En dépit d’une conjoncture incertaine, la ville toujours prisée continue de bénéficier d’un micromarché porteur.

TROIS EXPERTS LOCAUX VOUS DONNENT LEUR DÉCRYPTAGE
Alors qu'une certaine reprise de l'immobilier a été ressentie à Biarritz à partir du second semestre 2009, la Fnaim a noté une forte baisse des prix depuis le début de la crise (-10% en moyenne). Cette baisse est caractérisée par de fortes disparités, certains biens ayant parfois perdu jusqu'à -30% par rapport à 2007. C'est le cas des produits en milieu et bas de gamme des années 80, là où des travaux importants sont à effectuer pour la mise en conformité avec les nouvelles contraintes énergétiques, ou encore sur des logements situés en périphérie. L'hypercentre reste toujours très prisé pour toutes ses commodités et la proximité des plages : il n'a connu qu'un léger tassement (-5%). Quant aux biens immobiliers de standing exceptionnel, c'est à dire ceux situés en première ligne avec vue sur mer (Milady, Port-Vieux ou Miramar), ils ne se dévalorisent pas même si la demande a un peu baissé.

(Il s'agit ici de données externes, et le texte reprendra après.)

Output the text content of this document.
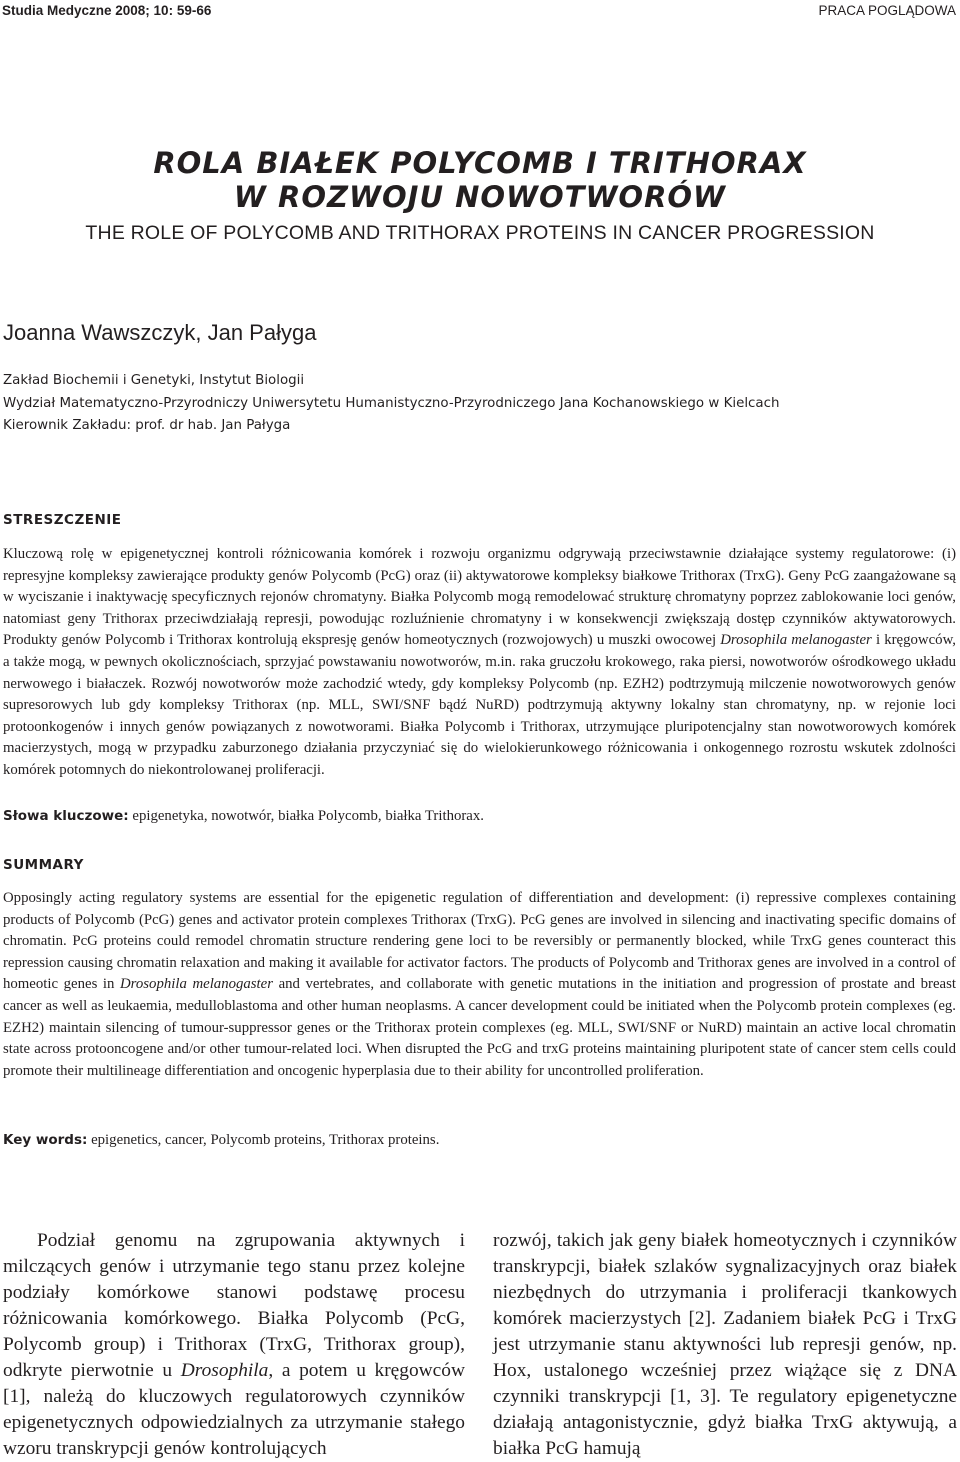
Studia Medyczne 2008; 10: 59-66	PRACA POGLĄDOWA
ROLA BIAŁEK POLYCOMB I TRITHORAX
W ROZWOJU NOWOTWORÓW
THE ROLE OF POLYCOMB AND TRITHORAX PROTEINS IN CANCER PROGRESSION
Joanna Wawszczyk, Jan Pałyga
Zakład Biochemii i Genetyki, Instytut Biologii
Wydział Matematyczno-Przyrodniczy Uniwersytetu Humanistyczno-Przyrodniczego Jana Kochanowskiego w Kielcach
Kierownik Zakładu: prof. dr hab. Jan Pałyga
STRESZCZENIE

Kluczową rolę w epigenetycznej kontroli różnicowania komórek i rozwoju organizmu odgrywają przeciwstawnie działające systemy regulatorowe: (i) represyjne kompleksy zawierające produkty genów Polycomb (PcG) oraz (ii) aktywatorowe kompleksy białkowe Trithorax (TrxG). Geny PcG zaangażowane są w wyciszanie i inaktywację specyficznych rejonów chromatyny. Białka Polycomb mogą remodelować strukturę chromatyny poprzez zablokowanie loci genów, natomiast geny Trithorax przeciwdziałają represji, powodując rozluźnienie chromatyny i w konsekwencji zwiększają dostęp czynników aktywatorowych. Produkty genów Polycomb i Trithorax kontrolują ekspresję genów homeotycznych (rozwojowych) u muszki owocowej Drosophila melanogaster i kręgowców, a także mogą, w pewnych okolicznościach, sprzyjać powstawaniu nowotworów, m.in. raka gruczołu krokowego, raka piersi, nowotworów ośrodkowego układu nerwowego i białaczek. Rozwój nowotworów może zachodzić wtedy, gdy kompleksy Polycomb (np. EZH2) podtrzymują milczenie nowotworowych genów supresorowych lub gdy kompleksy Trithorax (np. MLL, SWI/SNF bądź NuRD) podtrzymują aktywny lokalny stan chromatyny, np. w rejonie loci protoonkogenów i innych genów powiązanych z nowotworami. Białka Polycomb i Trithorax, utrzymujące pluripotencjalny stan nowotworowych komórek macierzystych, mogą w przypadku zaburzonego działania przyczyniać się do wielokierunkowego różnicowania i onkogennego rozrostu wskutek zdolności komórek potomnych do niekontrolowanej proliferacji.

Słowa kluczowe: epigenetyka, nowotwór, białka Polycomb, białka Trithorax.
SUMMARY

Opposingly acting regulatory systems are essential for the epigenetic regulation of differentiation and development: (i) repressive complexes containing products of Polycomb (PcG) genes and activator protein complexes Trithorax (TrxG). PcG genes are involved in silencing and inactivating specific domains of chromatin. PcG proteins could remodel chromatin structure rendering gene loci to be reversibly or permanently blocked, while TrxG genes counteract this repression causing chromatin relaxation and making it available for activator factors. The products of Polycomb and Trithorax genes are involved in a control of homeotic genes in Drosophila melanogaster and vertebrates, and collaborate with genetic mutations in the initiation and progression of prostate and breast cancer as well as leukaemia, medulloblastoma and other human neoplasms. A cancer development could be initiated when the Polycomb protein complexes (eg. EZH2) maintain silencing of tumour-suppressor genes or the Trithorax protein complexes (eg. MLL, SWI/SNF or NuRD) maintain an active local chromatin state across protooncogene and/or other tumour-related loci. When disrupted the PcG and trxG proteins maintaining pluripotent state of cancer stem cells could promote their multilineage differentiation and oncogenic hyperplasia due to their ability for uncontrolled proliferation.

Key words: epigenetics, cancer, Polycomb proteins, Trithorax proteins.

Podział genomu na zgrupowania aktywnych i milczących genów i utrzymanie tego stanu przez kolejne podziały komórkowe stanowi podstawę procesu różnicowania komórkowego. Białka Polycomb (PcG, Polycomb group) i Trithorax (TrxG, Trithorax group), odkryte pierwotnie u Drosophila, a potem u kręgowców [1], należą do kluczowych regulatorowych czynników epigenetycznych odpowiedzialnych za utrzymanie stałego wzoru transkrypcji genów kontrolujących

rozwój, takich jak geny białek homeotycznych i czynników transkrypcji, białek szlaków sygnalizacyjnych oraz białek niezbędnych do utrzymania i proliferacji tkankowych komórek macierzystych [2]. Zadaniem białek PcG i TrxG jest utrzymanie stanu aktywności lub represji genów, np. Hox, ustalonego wcześniej przez wiążące się z DNA czynniki transkrypcji [1, 3]. Te regulatory epigenetyczne działają antagonistycznie, gdyż białka TrxG aktywują, a białka PcG hamują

Ces disparités ont une double conséquence : une certaine désertification du centre-ville pour des secteurs à fort potentiel foncier comme l'intérieur des terres et l'importance de la négociation devenue un élément essentiel de l'acte d'achat rallongeant d'autant la réalisation de la transaction.

On a longtemps pensé que le marché biarrot se trouvait dans une bulle positive. Il s'est cependant considérablement ralenti depuis un an au niveau des acquéreurs - avec notamment une baisse de 50% des contacts - comme des prix. Pour les produits de qualité - les appartements qui se trouvent situés en bord de mer - les vendeurs campent sur leurs positions et demandent souvent 10 000 €/m2. Des prix habituellement parisiens que les acheteurs ne sont plus prêts à payer, hormis pour des biens tout à fait exceptionnels. Ils font donc des propositions inférieures de 15 à 20 %. Un appartement de 50 m2 à côté du phare avec vue sur mer évalué il y a deux ans à 10 000 €/m2 est estimé aujourd'hui à 7 500 €/m2. Le propriétaire ne veut pas baisser. Résultat ? Des biens qui partaient en trois mois restent six mois sur le marché, comme cette très jolie maison moderne à la Chambre d'Amour de 200 m2, proposée à 1 260 000 €. Plusieurs propositions ont été faites, inférieures de 300 000 € : le propriétaire les a toutes refusées. Le marché est devenu plus compliqué. Nous avons des acquéreurs, mais il faut que les prix des uns et les prix des autres se rencontrent...

Bien sûr l'hiver 2008/2009 a été plutôt compliqué. Mais depuis le printemps 2009, on sent que l'activité repart et on est plutôt optimiste pour 2010. En deux ans, les prix de présentation ont baissé de -10 % et ils sont aujourd'hui dans la réalité du marché. À Biarritz, il faut compter en moyenne 4 000 €/m2 avec un prix plancher à 3 000 €. Certains quartiers n'ont pas perdu de valeur : c'est le cas du centre-ville, toujours très demandé, les alentours de la Place Clémenceau, le quartier Saint-Charles ou encore le Miramar où les biens se négocient autour de 5 000 €/m2. Beau Rivage et le Quartier d'Espagne, deux quartiers moins en vue il y a encore quelques temps, sont toujours en progression. Ce sont des endroits calmes avec des biens atypiques. Les prix y sont en augmentation et atteignent 4 500 €/m2 en moyenne. Ce qui a foncièrement changé, c'est la physionomie des acquéreurs : aujourd'hui la majorité des ventes se fait sans emprunt, avec un financement solide, même pour des budgets très importants. Car Biarritz reste une valeur refuge, un micromarché toujours très demandé.

L'année 2009 a été une période intéressante. Après un début un peu difficile, l'activité est repartie. Grâce aux vendeurs, qui sont de plus en plus en phase avec la réalité du marché. Mais aussi grâce aux mesures gouvernementales (loi Scellier, doublement du prêt à taux zéro et pass foncier) reconduites cette année. Cet ensemble d'éléments a permis de satisfaire la demande locale en accession à la propriété, y compris pour les primo-accédants. 2010 sera sans doute à l'image de l'année qui vient de s'écouler. Une année difficile car trop de biens sont encore éloignés du prix du marché et ne trouvent pas preneur. Mais sans doute également positive : à l'initiative de la Fnaim, la profession s'unit à travers Amepi, un groupement de quarante-quatre agences immobilières sur le BAB qui ont décidé de mettre en commun leurs mandats exclusifs. Une union qui garantit une force de vente inégalée et une réponse aux besoins des acheteurs et des vendeurs soucieux d'avoir une vision claire du marché.